In the TEFL classroom, silence can be golden. We tend to think that silence is worthless. That if a class (especially a language learning class) isn’t busy listening or speaking, it’s a waste of time.
Even I’ve said that if you can do it at home, don’t do it in the classroom, and we tend to think that silent activities fit this category. They don’t.
Silence can be a useful tool. I’d like to show you four ways to consciously use silence in the classroom.
‘Critical Thinking’ Silence
This study has shown that pausing for longer after you ask your class a question can increase the quantity and quality of the responses you get. The teachers that participated in the study waited for an average of one second to answer their own question, after they asked the students.
A further study showed that waiting for longer increased both the quantity and quality of student responses. A longer waiting time before answering allows students to engage their critical thinking skills.
So, pause for longer (3-10 seconds) after asking your students a question. Don’t be afraid of the silence.
‘Cooling Down’ Silence
After a fast-paced activity, it’s nice to create a quieter, calmer atmosphere before moving on to a different activity. It can allow students time to mentally transition from one topic to the next.
An example could be one minute of silence to review lexis or lexical chunks that will be used in the upcoming activity.

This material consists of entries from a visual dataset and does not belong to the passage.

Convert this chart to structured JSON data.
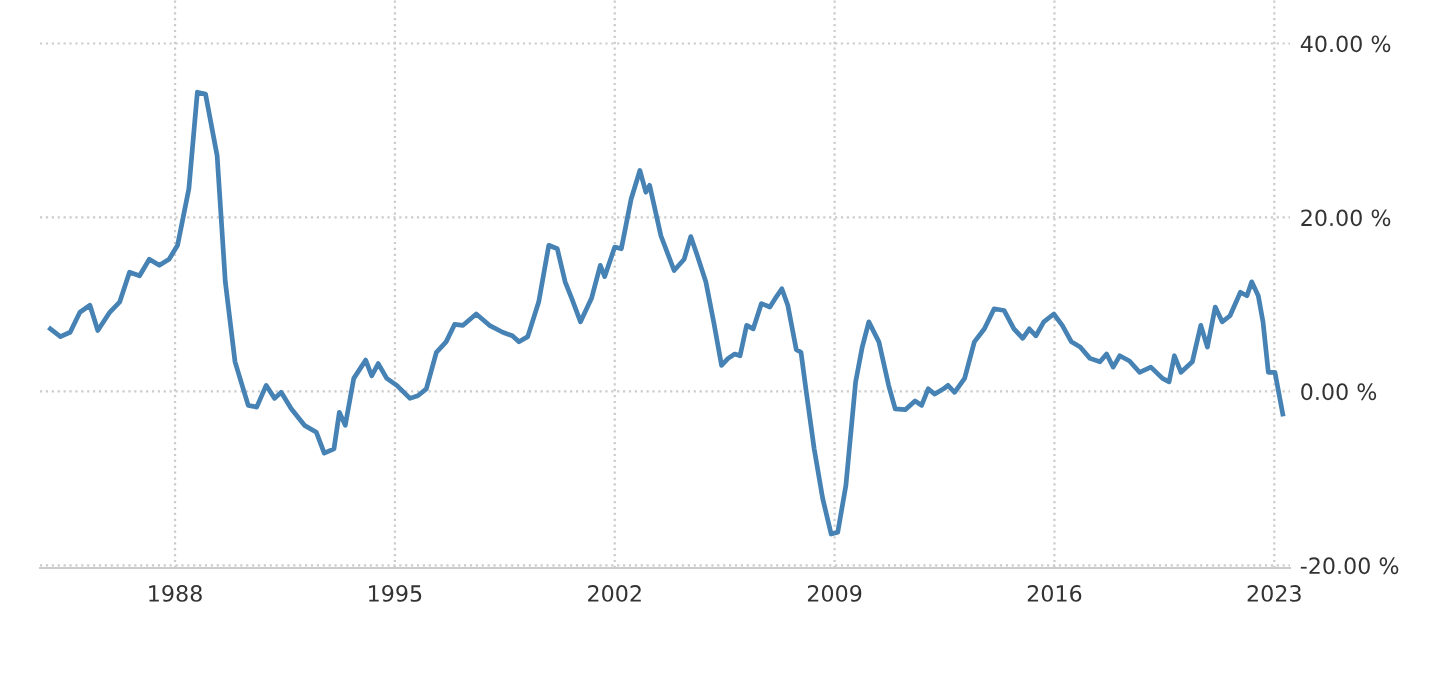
{
  "chart_data": {
    "type": "line",
    "xlim": [
      1983.7,
      2023.5
    ],
    "ylim": [
      -20.3,
      45
    ],
    "xticks": [
      1988,
      1995,
      2002,
      2009,
      2016,
      2023
    ],
    "yticks": [
      {
        "value": -20,
        "label": "-20.00 %"
      },
      {
        "value": 0,
        "label": "0.00 %"
      },
      {
        "value": 20,
        "label": "20.00 %"
      },
      {
        "value": 40,
        "label": "40.00 %"
      }
    ],
    "grid": true,
    "series": [
      {
        "color": "#4682b4",
        "x": [
          1984.03,
          1984.35,
          1984.66,
          1984.97,
          1985.29,
          1985.54,
          1985.92,
          1986.24,
          1986.55,
          1986.87,
          1987.18,
          1987.5,
          1987.81,
          1988.08,
          1988.44,
          1988.71,
          1988.97,
          1989.34,
          1989.6,
          1989.91,
          1990.33,
          1990.6,
          1990.9,
          1991.17,
          1991.38,
          1991.7,
          1992.12,
          1992.5,
          1992.75,
          1993.06,
          1993.23,
          1993.42,
          1993.69,
          1994.07,
          1994.26,
          1994.47,
          1994.74,
          1995.06,
          1995.48,
          1995.73,
          1996.0,
          1996.32,
          1996.63,
          1996.9,
          1997.17,
          1997.59,
          1998.01,
          1998.43,
          1998.74,
          1998.95,
          1999.23,
          1999.58,
          1999.9,
          2000.17,
          2000.42,
          2000.63,
          2000.91,
          2001.26,
          2001.54,
          2001.68,
          2002.0,
          2002.21,
          2002.52,
          2002.8,
          2002.99,
          2003.11,
          2003.47,
          2003.89,
          2004.21,
          2004.42,
          2004.63,
          2004.9,
          2005.15,
          2005.4,
          2005.61,
          2005.82,
          2005.99,
          2006.2,
          2006.41,
          2006.67,
          2006.94,
          2007.15,
          2007.32,
          2007.51,
          2007.78,
          2007.93,
          2008.1,
          2008.35,
          2008.62,
          2008.89,
          2009.1,
          2009.36,
          2009.67,
          2009.88,
          2010.09,
          2010.41,
          2010.72,
          2010.93,
          2011.25,
          2011.56,
          2011.77,
          2011.98,
          2012.19,
          2012.47,
          2012.61,
          2012.82,
          2013.14,
          2013.45,
          2013.77,
          2014.08,
          2014.4,
          2014.71,
          2014.99,
          2015.2,
          2015.41,
          2015.66,
          2015.98,
          2016.25,
          2016.54,
          2016.82,
          2017.13,
          2017.45,
          2017.66,
          2017.87,
          2018.08,
          2018.39,
          2018.71,
          2019.07,
          2019.44,
          2019.65,
          2019.82,
          2020.03,
          2020.39,
          2020.66,
          2020.87,
          2021.12,
          2021.34,
          2021.59,
          2021.92,
          2022.13,
          2022.28,
          2022.49,
          2022.64,
          2022.81,
          2023.02,
          2023.27
        ],
        "values": [
          7.2,
          6.3,
          6.8,
          9.1,
          9.9,
          7.0,
          9.1,
          10.3,
          13.7,
          13.3,
          15.2,
          14.5,
          15.2,
          16.8,
          23.3,
          34.4,
          34.2,
          27.1,
          12.6,
          3.4,
          -1.6,
          -1.8,
          0.7,
          -0.8,
          -0.1,
          -2.0,
          -3.9,
          -4.7,
          -7.1,
          -6.6,
          -2.4,
          -3.9,
          1.5,
          3.6,
          1.8,
          3.2,
          1.5,
          0.7,
          -0.8,
          -0.5,
          0.3,
          4.5,
          5.7,
          7.7,
          7.6,
          8.9,
          7.6,
          6.8,
          6.4,
          5.7,
          6.3,
          10.3,
          16.8,
          16.4,
          12.6,
          10.7,
          8.0,
          10.7,
          14.5,
          13.2,
          16.6,
          16.4,
          22.1,
          25.4,
          22.9,
          23.7,
          17.9,
          13.9,
          15.2,
          17.8,
          15.6,
          12.6,
          8.0,
          3.0,
          3.8,
          4.3,
          4.1,
          7.6,
          7.2,
          10.1,
          9.7,
          10.9,
          11.8,
          9.9,
          4.8,
          4.5,
          -0.1,
          -6.6,
          -12.3,
          -16.4,
          -16.2,
          -10.8,
          1.1,
          5.1,
          8.0,
          5.7,
          0.7,
          -2.0,
          -2.1,
          -1.1,
          -1.6,
          0.3,
          -0.3,
          0.3,
          0.7,
          -0.1,
          1.5,
          5.7,
          7.2,
          9.5,
          9.3,
          7.2,
          6.1,
          7.2,
          6.4,
          8.0,
          8.9,
          7.6,
          5.7,
          5.1,
          3.8,
          3.4,
          4.3,
          2.8,
          4.1,
          3.5,
          2.2,
          2.8,
          1.5,
          1.1,
          4.1,
          2.2,
          3.4,
          7.6,
          5.1,
          9.7,
          8.0,
          8.7,
          11.4,
          11.0,
          12.6,
          11.0,
          8.0,
          2.2,
          2.2,
          -2.6
        ]
      }
    ]
  }
}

Often we ask students to use their imagination for an activity, and then complain to our colleagues when the results are poor.
Give the students some quiet contemplative time to think! After you give them a task, allow some thinking time in silence. Make sure they know how much time that they have, so they don’t feel the need to rush to finish, either.
When you want your students to concentrate on a difficult point, or really drive a point home, you can use silence afterwards. Silence helps to emphasise that it’s important, and also gives time to consider it, and/or take notes.
Do you consciously use silence in the classroom? How?